Players are often happy to be bought out because it means that they can go to another team like a contender and because if they have been bought out they can afford to sign for a bargain-basement price. It's a situation that can work well for everyone in a lot of cases.
As is often the case, there are several intriguing names in play in the buyout market - and that's not even considering free agent guys like Ray Allen, who could go anywhere, or guys who have been playing in China and are done their season there. Here's a look at five of the more interesting names and the impact they could have:
Amar'e Stoudemire, Dallas Mavericks: Stoudemire was moved before the deadline as part of a salary purge in New York - no reason to pay luxury tax when you are terrible - and he's not likely to be the only one cut loose. He was in demand, but he landed quite quickly in Dallas. He's obviously well beyond his prime, but he can still be very useful off the bench. In Dallas he can back up Tyson Chandler and even Dirk Nowitzki. His experience and talent helps Dallas out and makes them more of a contender - though they are even more reliant than before on guys who aren't exactly young. That's scary heading into the grind of the playoffs. On the plus side, though, he is costing the Mavericks less than half a million dollars, and he won't have to play a ton of minutes, so it is a risk certainly worth taking. This is a better team today than it was before.
Kendrick Perkins, Cleveland Cavaliers: Perkins was traded from Oklahoma City for Enes Kanter and then immediately waived by Utah. He quickly chose the Cavaliers from several options he had. The logic behind this is a no-brainer for both sides. Perkins goes from one contender to another - and his new team is in better position to do damage this year. The Cavs add some experienced depth to their team, and they have been more much more impressive lately after tinkering with their roster to change the mix. Perkins is a player who is easy to overrate, and though he is better this year than he was last year, he is still too frustrating to get excited about. However, he's a solid piece in the mix of an increasingly-dangerous team. It helps that he is very much a supporting piece and not a crucial contributor.

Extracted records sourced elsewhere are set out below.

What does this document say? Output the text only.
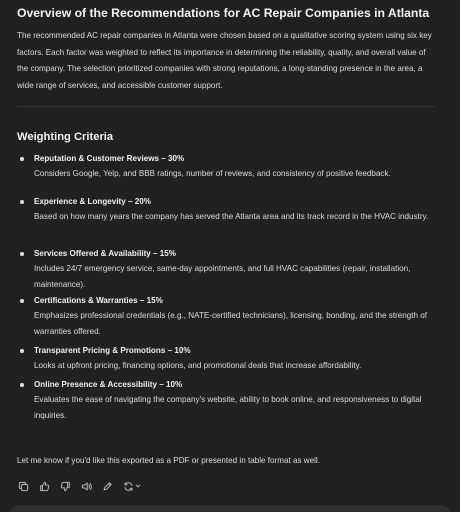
Overview of the Recommendations for AC Repair Companies in Atlanta

The recommended AC repair companies in Atlanta were chosen based on a qualitative scoring system using six key factors. Each factor was weighted to reflect its importance in determining the reliability, quality, and overall value of the company. The selection prioritized companies with strong reputations, a long-standing presence in the area, a wide range of services, and accessible customer support.

Weighting Criteria
Reputation & Customer Reviews – 30%
Considers Google, Yelp, and BBB ratings, number of reviews, and consistency of positive feedback.
Experience & Longevity – 20%
Based on how many years the company has served the Atlanta area and its track record in the HVAC industry.
Services Offered & Availability – 15%
Includes 24/7 emergency service, same-day appointments, and full HVAC capabilities (repair, installation, maintenance).
Certifications & Warranties – 15%
Emphasizes professional credentials (e.g., NATE-certified technicians), licensing, bonding, and the strength of warranties offered.
Transparent Pricing & Promotions – 10%
Looks at upfront pricing, financing options, and promotional deals that increase affordability.
Online Presence & Accessibility – 10%
Evaluates the ease of navigating the company's website, ability to book online, and responsiveness to digital inquiries.

Let me know if you'd like this exported as a PDF or presented in table format as well.
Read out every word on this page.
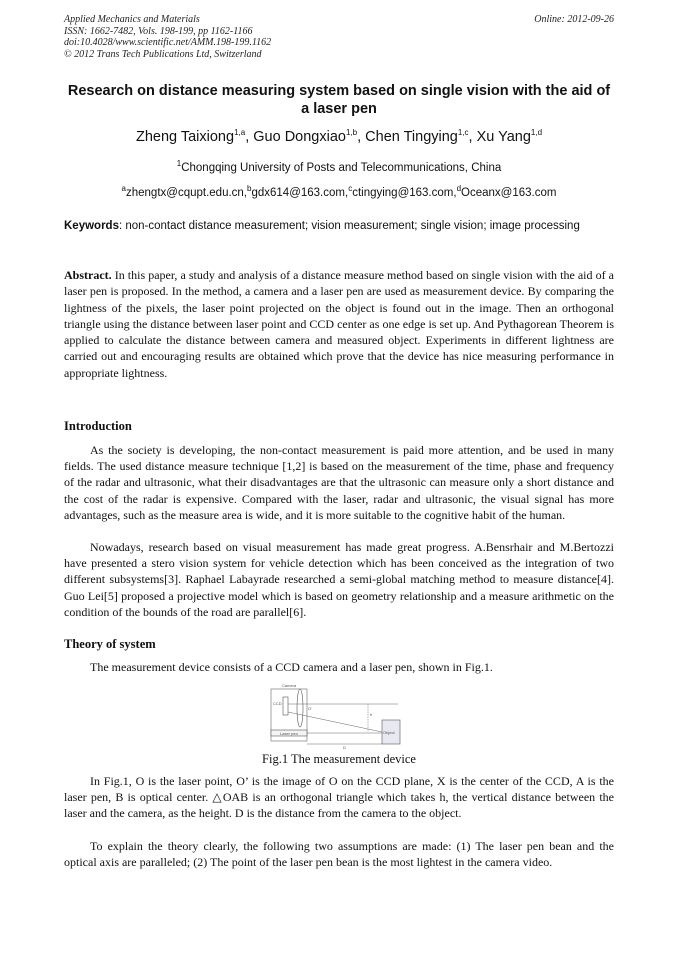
Applied Mechanics and Materials
ISSN: 1662-7482, Vols. 198-199, pp 1162-1166
doi:10.4028/www.scientific.net/AMM.198-199.1162
© 2012 Trans Tech Publications Ltd, Switzerland
Online: 2012-09-26
Research on distance measuring system based on single vision with the aid of a laser pen
Zheng Taixiong$^{1,a}$, Guo Dongxiao$^{1,b}$, Chen Tingying$^{1,c}$, Xu Yang$^{1,d}$
$^1$Chongqing University of Posts and Telecommunications, China
$^a$zhengtx@cqupt.edu.cn,$^b$gdx614@163.com,$^c$ctingying@163.com,$^d$Oceanx@163.com
Keywords: non-contact distance measurement; vision measurement; single vision; image processing
Abstract. In this paper, a study and analysis of a distance measure method based on single vision with the aid of a laser pen is proposed. In the method, a camera and a laser pen are used as measurement device. By comparing the lightness of the pixels, the laser point projected on the object is found out in the image. Then an orthogonal triangle using the distance between laser point and CCD center as one edge is set up. And Pythagorean Theorem is applied to calculate the distance between camera and measured object. Experiments in different lightness are carried out and encouraging results are obtained which prove that the device has nice measuring performance in appropriate lightness.
Introduction
As the society is developing, the non-contact measurement is paid more attention, and be used in many fields. The used distance measure technique [1,2] is based on the measurement of the time, phase and frequency of the radar and ultrasonic, what their disadvantages are that the ultrasonic can measure only a short distance and the cost of the radar is expensive. Compared with the laser, radar and ultrasonic, the visual signal has more advantages, such as the measure area is wide, and it is more suitable to the cognitive habit of the human.
Nowadays, research based on visual measurement has made great progress. A.Bensrhair and M.Bertozzi have presented a stero vision system for vehicle detection which has been conceived as the integration of two different subsystems[3]. Raphael Labayrade researched a semi-global matching method to measure distance[4]. Guo Lei[5] proposed a projective model which is based on geometry relationship and a measure arithmetic on the condition of the bounds of the road are parallel[6].
Theory of system
The measurement device consists of a CCD camera and a laser pen, shown in Fig.1.
Camera
CCD
O'
h
Laser pen	Object
D
Fig.1 The measurement device
In Fig.1, O is the laser point, O’ is the image of O on the CCD plane, X is the center of the CCD, A is the laser pen, B is optical center. △OAB is an orthogonal triangle which takes h, the vertical distance between the laser and the camera, as the height. D is the distance from the camera to the object.
To explain the theory clearly, the following two assumptions are made: (1) The laser pen bean and the optical axis are paralleled; (2) The point of the laser pen bean is the most lightest in the camera video.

Larry Sanders: After an injury and a suspension this year the Bucks, who are a surprising contender this year, have made the logical move of cutting ties with their talented-but-problematic center. Sanders is going to take his money and spend some time trying to tame his demons before perhaps trying to rebuild his career. I'm not optimistic.
Thomas Robinson: There are some guys you watch in college and are certain that they are going to translate to the NBA - not necessarily as stars but as key contributors. Robinson was one of those guys, but he has really struggled to find his stride so far. He has not found his way in Sacramento, Houston and Portland, and Denver waived him as soon as they acquired him this week. I still don't think that it is too late for him - he's only 23. If he finds the right situation it could turn out well, and he has several teams interested. Now he just needs some luck.
Shawne Williams: Williams is a 6-foot-10 forward who is shooting 39.5 percent from beyond the arc. He's not going to struggle to find a new spot. He was valuable off the bench in Miami and would have stayed there is they hadn't have gone for such a drastic overhaul at the deadline with the Goran Dragic deal. He won't make headlines, and his time will be limited wherever he ends up, but he's a valuable depth guy.